Ann Smith and Caroline Gibson-Crook at St Mary's Church in Lutterworth.
Ann Smith and Caroline Gibson-Crook at St Mary's Church in Lutterworth.

A PROJECT aiming to chronicle the impact of the railways on Lutterworth uncovered the mystery of an unmarked grave in St Mary’s Church.

William Smith was 32-years-old when he was crushed to death between train buffers while working on the railway near Lutterworth in 1896.

Although about 1,000 of his fellow navies attended his funeral, he has lain in an unmarked grave for more than a century.

However, Ann Smith, a researcher at Lutterworth Museum, discovered Mr Smith’s tale while on the hunt for a material for a book the museum is releasing next year about the impact of the railways on the town.

She said: “We found old copies of the Leicester Chronicle which explained how William died when he was crushed between two railway buffers.

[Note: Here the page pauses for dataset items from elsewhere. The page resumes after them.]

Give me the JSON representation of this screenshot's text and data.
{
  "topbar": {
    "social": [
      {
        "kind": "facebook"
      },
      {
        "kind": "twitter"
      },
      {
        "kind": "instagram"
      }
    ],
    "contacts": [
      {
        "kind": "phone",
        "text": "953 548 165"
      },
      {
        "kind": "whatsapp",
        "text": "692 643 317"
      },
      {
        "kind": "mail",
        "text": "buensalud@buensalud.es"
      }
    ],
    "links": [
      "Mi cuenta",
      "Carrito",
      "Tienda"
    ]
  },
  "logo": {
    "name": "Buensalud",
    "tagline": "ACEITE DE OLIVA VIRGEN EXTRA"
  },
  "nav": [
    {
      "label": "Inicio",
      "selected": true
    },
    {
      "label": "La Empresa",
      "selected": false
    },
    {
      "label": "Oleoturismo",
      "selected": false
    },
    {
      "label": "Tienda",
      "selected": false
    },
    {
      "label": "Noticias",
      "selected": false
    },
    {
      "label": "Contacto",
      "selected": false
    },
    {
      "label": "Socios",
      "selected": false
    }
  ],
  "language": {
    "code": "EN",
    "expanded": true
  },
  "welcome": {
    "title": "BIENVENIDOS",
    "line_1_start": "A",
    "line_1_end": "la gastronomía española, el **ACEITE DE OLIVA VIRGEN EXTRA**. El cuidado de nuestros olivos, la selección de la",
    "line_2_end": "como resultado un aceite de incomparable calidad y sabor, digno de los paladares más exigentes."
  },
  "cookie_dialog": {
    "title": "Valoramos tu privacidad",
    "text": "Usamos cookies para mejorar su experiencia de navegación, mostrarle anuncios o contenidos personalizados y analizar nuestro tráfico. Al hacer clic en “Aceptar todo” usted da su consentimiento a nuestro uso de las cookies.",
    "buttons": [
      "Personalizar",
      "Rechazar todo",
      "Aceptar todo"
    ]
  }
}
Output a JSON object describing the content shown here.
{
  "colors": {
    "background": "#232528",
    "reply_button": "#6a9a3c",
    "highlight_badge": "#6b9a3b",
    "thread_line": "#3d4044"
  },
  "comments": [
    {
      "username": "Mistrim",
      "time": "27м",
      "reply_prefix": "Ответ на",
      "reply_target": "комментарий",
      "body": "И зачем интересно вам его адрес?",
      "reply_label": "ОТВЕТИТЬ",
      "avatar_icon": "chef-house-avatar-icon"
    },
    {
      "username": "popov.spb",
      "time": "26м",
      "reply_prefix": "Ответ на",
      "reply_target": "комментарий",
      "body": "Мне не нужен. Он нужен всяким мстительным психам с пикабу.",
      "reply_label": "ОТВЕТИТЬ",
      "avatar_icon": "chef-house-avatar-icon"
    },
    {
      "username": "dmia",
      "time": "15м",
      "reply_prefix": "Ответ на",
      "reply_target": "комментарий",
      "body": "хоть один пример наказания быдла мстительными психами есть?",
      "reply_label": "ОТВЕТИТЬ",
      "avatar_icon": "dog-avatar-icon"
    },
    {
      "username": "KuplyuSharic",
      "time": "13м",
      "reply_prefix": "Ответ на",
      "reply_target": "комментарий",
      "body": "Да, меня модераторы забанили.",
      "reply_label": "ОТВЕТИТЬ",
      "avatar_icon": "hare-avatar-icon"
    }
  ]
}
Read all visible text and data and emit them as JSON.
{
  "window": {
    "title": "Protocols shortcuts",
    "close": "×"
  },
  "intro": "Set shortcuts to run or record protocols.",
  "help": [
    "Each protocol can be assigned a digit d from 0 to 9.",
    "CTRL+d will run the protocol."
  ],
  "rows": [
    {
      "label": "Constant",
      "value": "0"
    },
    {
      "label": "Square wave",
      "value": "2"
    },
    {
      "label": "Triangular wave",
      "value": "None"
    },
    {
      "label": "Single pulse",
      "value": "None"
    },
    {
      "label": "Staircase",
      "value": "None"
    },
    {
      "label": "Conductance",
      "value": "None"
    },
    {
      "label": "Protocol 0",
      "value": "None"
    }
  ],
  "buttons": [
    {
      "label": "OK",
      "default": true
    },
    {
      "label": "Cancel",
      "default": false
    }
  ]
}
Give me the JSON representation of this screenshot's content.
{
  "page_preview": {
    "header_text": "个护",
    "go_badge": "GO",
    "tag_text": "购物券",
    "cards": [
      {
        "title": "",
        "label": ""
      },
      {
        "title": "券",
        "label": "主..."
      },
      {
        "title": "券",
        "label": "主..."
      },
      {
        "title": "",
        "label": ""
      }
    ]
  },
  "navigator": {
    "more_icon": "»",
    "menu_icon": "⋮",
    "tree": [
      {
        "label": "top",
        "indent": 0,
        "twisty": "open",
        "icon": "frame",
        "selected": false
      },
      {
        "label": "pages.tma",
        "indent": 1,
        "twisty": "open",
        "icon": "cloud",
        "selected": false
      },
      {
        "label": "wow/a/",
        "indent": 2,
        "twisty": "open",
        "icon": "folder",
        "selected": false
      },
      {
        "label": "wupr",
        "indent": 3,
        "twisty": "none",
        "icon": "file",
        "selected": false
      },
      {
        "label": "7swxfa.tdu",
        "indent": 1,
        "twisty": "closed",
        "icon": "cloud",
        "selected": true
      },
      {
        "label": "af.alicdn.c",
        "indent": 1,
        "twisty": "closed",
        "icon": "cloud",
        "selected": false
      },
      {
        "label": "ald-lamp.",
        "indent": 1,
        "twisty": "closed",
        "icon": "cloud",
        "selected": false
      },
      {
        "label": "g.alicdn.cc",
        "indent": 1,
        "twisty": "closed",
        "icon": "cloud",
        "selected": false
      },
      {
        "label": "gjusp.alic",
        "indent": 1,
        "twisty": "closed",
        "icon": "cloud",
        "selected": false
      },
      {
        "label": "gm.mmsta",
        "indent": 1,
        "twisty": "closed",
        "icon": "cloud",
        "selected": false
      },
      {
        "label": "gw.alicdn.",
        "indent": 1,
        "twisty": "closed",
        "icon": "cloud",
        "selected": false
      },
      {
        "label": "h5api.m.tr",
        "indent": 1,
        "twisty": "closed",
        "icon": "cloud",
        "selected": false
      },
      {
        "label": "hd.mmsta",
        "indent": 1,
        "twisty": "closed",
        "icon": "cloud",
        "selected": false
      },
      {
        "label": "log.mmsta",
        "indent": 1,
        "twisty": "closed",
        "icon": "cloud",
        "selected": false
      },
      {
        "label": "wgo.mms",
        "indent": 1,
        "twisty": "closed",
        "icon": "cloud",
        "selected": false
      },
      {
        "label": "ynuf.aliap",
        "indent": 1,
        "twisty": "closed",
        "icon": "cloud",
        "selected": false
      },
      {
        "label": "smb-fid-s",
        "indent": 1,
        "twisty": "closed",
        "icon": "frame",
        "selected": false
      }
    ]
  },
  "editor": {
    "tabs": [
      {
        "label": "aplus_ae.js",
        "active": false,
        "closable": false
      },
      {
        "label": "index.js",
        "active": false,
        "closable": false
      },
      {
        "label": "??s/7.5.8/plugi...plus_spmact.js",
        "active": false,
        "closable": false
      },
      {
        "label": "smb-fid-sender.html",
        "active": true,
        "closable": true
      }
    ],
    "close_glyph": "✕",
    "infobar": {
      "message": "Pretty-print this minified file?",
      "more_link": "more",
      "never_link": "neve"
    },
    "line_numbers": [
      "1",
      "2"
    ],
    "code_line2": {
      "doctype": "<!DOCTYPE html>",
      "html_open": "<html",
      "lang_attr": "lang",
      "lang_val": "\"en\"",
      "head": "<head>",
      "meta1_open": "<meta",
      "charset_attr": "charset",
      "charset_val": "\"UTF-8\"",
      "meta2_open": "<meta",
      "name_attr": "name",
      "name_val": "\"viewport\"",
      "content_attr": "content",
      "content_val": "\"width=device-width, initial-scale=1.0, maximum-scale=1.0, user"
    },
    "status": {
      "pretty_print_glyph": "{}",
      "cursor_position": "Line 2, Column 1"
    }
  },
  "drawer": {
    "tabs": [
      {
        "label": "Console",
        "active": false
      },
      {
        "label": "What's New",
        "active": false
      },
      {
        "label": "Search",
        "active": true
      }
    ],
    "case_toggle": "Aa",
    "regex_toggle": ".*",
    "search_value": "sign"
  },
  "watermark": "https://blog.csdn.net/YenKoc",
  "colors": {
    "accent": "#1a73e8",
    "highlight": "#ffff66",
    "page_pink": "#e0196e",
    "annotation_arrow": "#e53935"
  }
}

“Using the church records, we were also then able to find out where he was buried.”

Mrs Smith looked online for descendents of Mr Smith’s, and by pure chance his great-grandniece, Caroline Gibson-Crook, in Cheshire, had also been posting messages on genealogy websites looking for information about her ancestor.

The pair got in touch and on Monday Mrs Gibson-Crook visited Lutterworth to view the grave and also visit the former Lutterworth railway where her great-great-uncle had died.

She said: “I had been researching my family tree for about 30 years.

“This is a part of my history I never knew about so it’s wonderful to finally add William’s name to the family tree.”

Mr Smith’s family had added his name to their family plot in Cheshire but his descendents had not known how he died.